US Stocks Extend Early Losses as Traders Bet Warsh Will Not Back Deep Rate Cuts

Deep News01-30

US stocks extended their decline in early Friday trading, as traders wagered that Kevin Warsh, President Donald Trump's pick for the next Federal Reserve Chair, would ultimately not support deep interest rate cuts and would be more concerned about inflation.

As of the time of writing, the S&P 500 index was down 0.2%, the Nasdaq 100 index had fallen 0.4%, and the Dow Jones Industrial Average was 0.1% lower. The market was giving back some of its gains accrued since January, though the S&P 500 remained on track for its best monthly performance since last October.

Strong earnings from tech giant Apple Inc. failed to lift the market on Friday. Furthermore, wholesale inflation rising faster than expected did little to improve market sentiment.

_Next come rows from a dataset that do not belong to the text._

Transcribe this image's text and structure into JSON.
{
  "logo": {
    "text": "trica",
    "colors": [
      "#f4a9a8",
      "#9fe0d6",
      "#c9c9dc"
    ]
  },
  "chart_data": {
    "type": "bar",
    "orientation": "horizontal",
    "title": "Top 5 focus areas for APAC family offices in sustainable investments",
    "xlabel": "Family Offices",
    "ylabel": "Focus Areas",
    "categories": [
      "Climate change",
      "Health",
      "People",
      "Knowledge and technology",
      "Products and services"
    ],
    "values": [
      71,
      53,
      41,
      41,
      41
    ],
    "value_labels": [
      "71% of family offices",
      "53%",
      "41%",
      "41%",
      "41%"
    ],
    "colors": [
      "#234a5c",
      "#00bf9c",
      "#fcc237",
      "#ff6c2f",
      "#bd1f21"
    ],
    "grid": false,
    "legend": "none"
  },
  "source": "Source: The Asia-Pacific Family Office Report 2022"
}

If Warsh's nomination is confirmed by the Senate, the former Federal Reserve Governor would take the helm at a time when many economists and investors perceive the central bank's independence to be under threat from the White House.

Although Warsh has echoed Trump's calls for lower interest rates and supported reforming the Fed, traders believe his ultimate inclination would be to prevent a surge in price pressures, given the concerns he expressed about rising inflation during his previous tenure at the central bank.

"The U.S. stock market is lower this morning on the news that Trump will nominate Warsh to be the next Fed Chair," stated Matt Maley, Chief Market Strategist at Miller Tabak + Co. He noted that the market decline was due to traders viewing Warsh as "seen as less supportive of deep rate cuts."

Neil Dutta, Head of Economic Research at Renaissance Macro Research, said the financial markets were reacting as expected, with stock index futures falling and long-term interest rates moving higher. Dutta added, "Warsh has been a policy hawk his entire life, and the recent dovish turn looks highly suspicious."